I still remember that as being devastating to me because I never considered it an option. Over the next 6-8 months she told me constantly we we’re done being married. We were in counseling with a pastor and her reasoning was that I’d basically had enough chances to change. Suddenly around every turn there was evidence of her having an affair, I caught her in many lies and found a lot of evidence. I didn’t want to believe it. At one point she even told me she loved him, and they had kissed. At that moment I told her to stop seeing him and change but she refused. Later I found out that she stayed the night at his apartment while he supposedly wasn’t there. It became harder for me to believe she was being truthful because of all the little lies I discovered.

She had a breakdown and cried for days at one point. In my mind that relationship had ended badly, but I’ll never know. We started working on at least pretending to be a family after that, even though everyone in my tight-nit family knew. We we’re back together before she started seeing him again “as a friend”. Several times I tried to be reasonable and give her the benefit of the doubt, but she would go missing and when I would ask, she would go ballistic. So finally she moved out, and when she did, everything became about me deciding to get a divorce. She began telling my family that it was my decision and I didn’t want to work things out or see a counselor. Now, she’s right, I don’t, but I feel incredibly guilty. I feel sorry for her that she made such poor decisions, and I know she is very sad. Being a Christian, I feel like I hate divorce too, but I shutter at being with her again, and at the manipulation.
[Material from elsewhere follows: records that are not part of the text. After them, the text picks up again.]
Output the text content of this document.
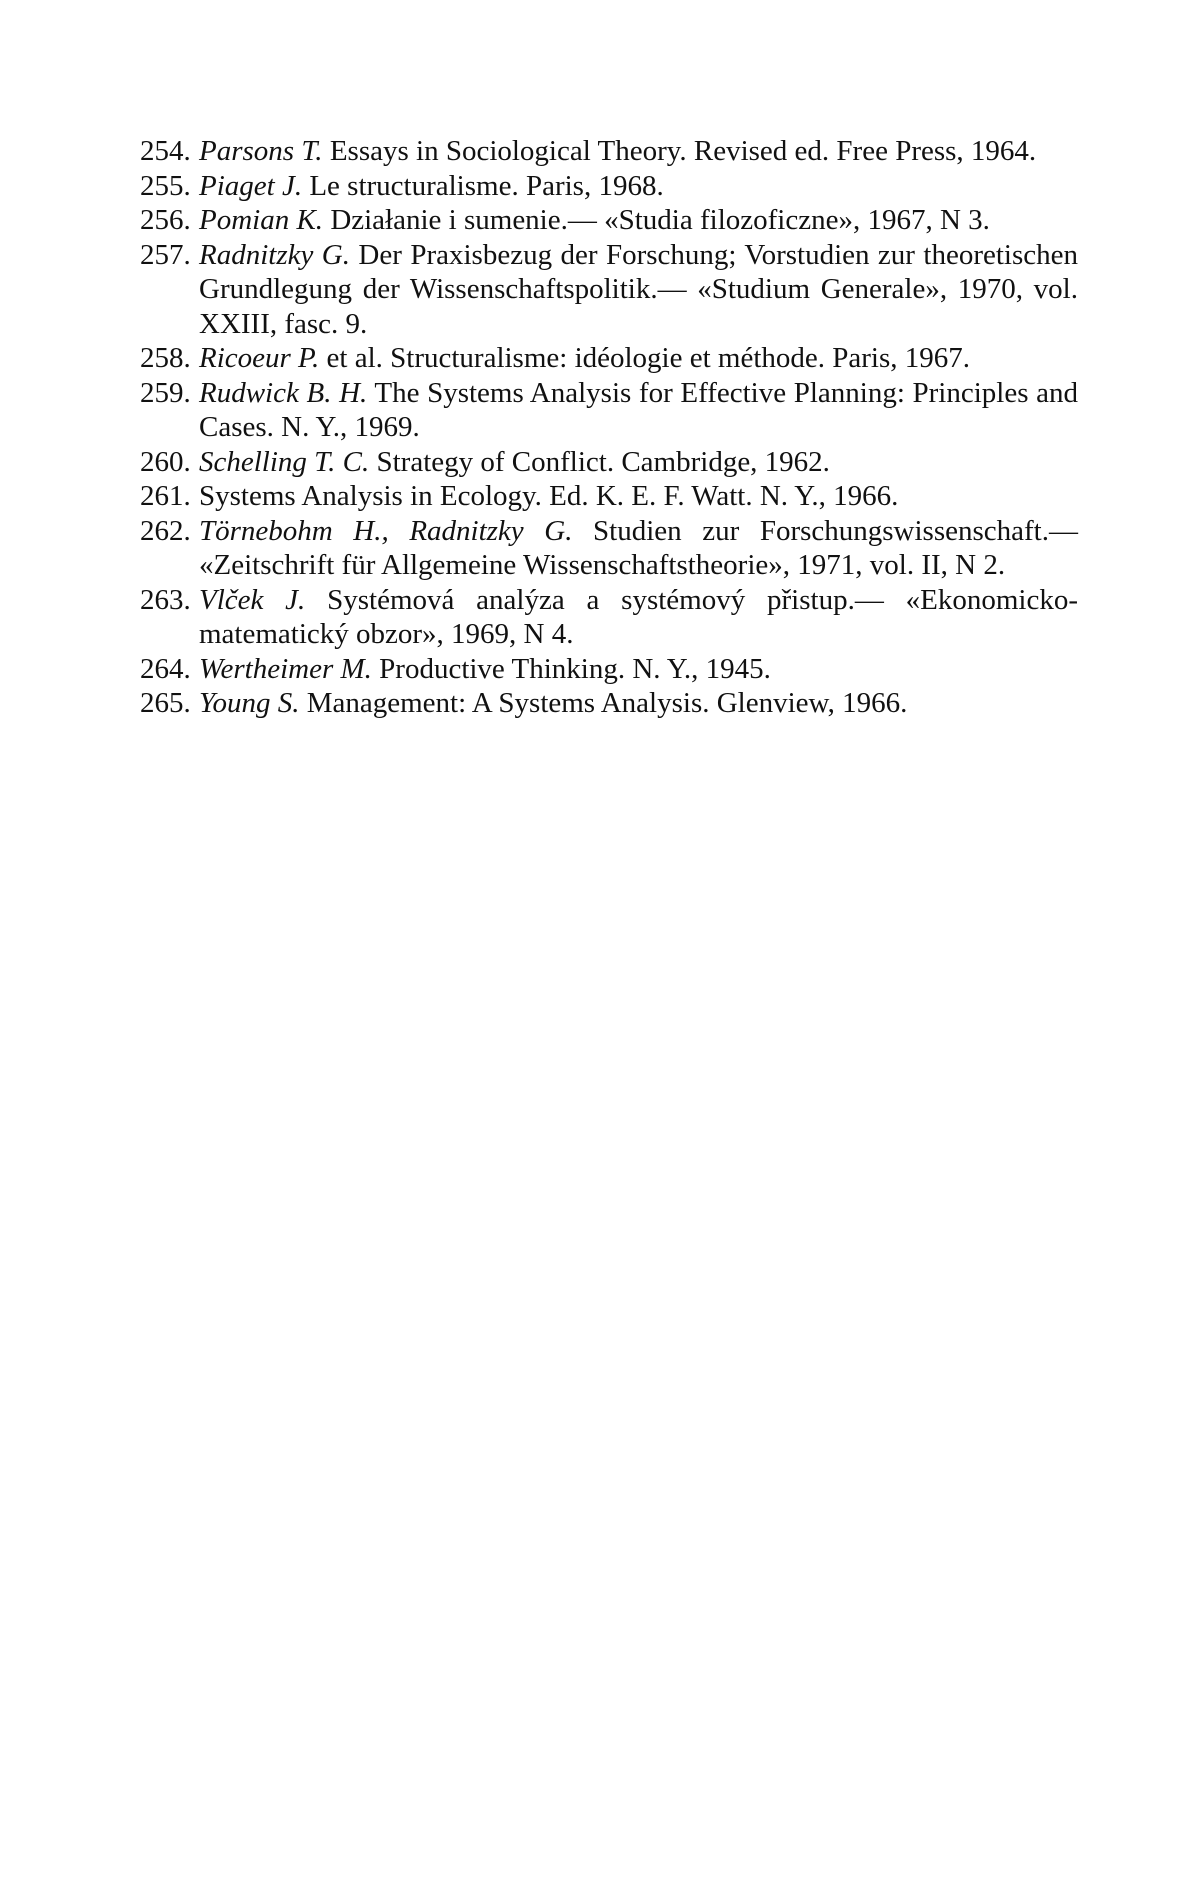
254. Parsons T. Essays in Sociological Theory. Revised ed. Free Press, 1964.
255. Piaget J. Le structuralisme. Paris, 1968.
256. Pomian K. Działanie i sumenie.— «Studia filozoficzne», 1967, N 3.
257. Radnitzky G. Der Praxisbezug der Forschung; Vorstudien zur theoretischen Grundlegung der Wissenschaftspolitik.— «Studium Generale», 1970, vol. XXIII, fasc. 9.
258. Ricoeur P. et al. Structuralisme: idéologie et méthode. Paris, 1967.
259. Rudwick B. H. The Systems Analysis for Effective Planning: Principles and Cases. N. Y., 1969.
260. Schelling T. C. Strategy of Conflict. Cambridge, 1962.
261. Systems Analysis in Ecology. Ed. K. E. F. Watt. N. Y., 1966.
262. Törnebohm H., Radnitzky G. Studien zur Forschungswissenschaft.— «Zeitschrift für Allgemeine Wissenschaftstheorie», 1971, vol. II, N 2.
263. Vlček J. Systémová analýza a systémový přistup.— «Ekonomicko-matematický obzor», 1969, N 4.
264. Wertheimer M. Productive Thinking. N. Y., 1945.
265. Young S. Management: A Systems Analysis. Glenview, 1966.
I can’t prove she had a physical affair, but I never would have been apart from her if she didn’t. I don’t believe any of this would have happened if she just would have stopped seeing him and repented. On the other hand I feel spiritually liberated and alive, as well as optimistic for the future. I’m not sad just sad for her. I care about her and want the best for her, but I don’t think I can love her like a wife anymore.


{ 2 comments… read them below or add one }

1 Jason

Joel, I think I can relate to how you are feeling. My situation was a little different in the respect that my wife left and I did not know she was having an affair until the week the divorce was final. She thought at that point it was worth bragging about and that is when I realized that I could no longer love her like a wife either. Just recently I felt so sorry for her and the way tnings have turned out for her so I do understand what you are saying. I too want the best for her but in all honestly I want very little to do with her. As you said, only if they would repent things would have been different but without it there is no hope for working things out. Don’t let the guilt get to you… just be the best person you can and look for areas of improvement as well. Be there for your children and know that they really need you and they are hurting too.

2 Sarah

I completely understand what your going through.. your story is almost exactly like mine only I couldn’t let go and took him back after he moved out of our home. Now he’s living with me and our kids and we pretend everything is good but I know that he’s talking to her again. I pray that eventually I have the strength to do what you did and stand up for myself and my family. A spouse cheating and manipulating is not okay especially when they never fully become repentent and want to change. I wish you the best of luck.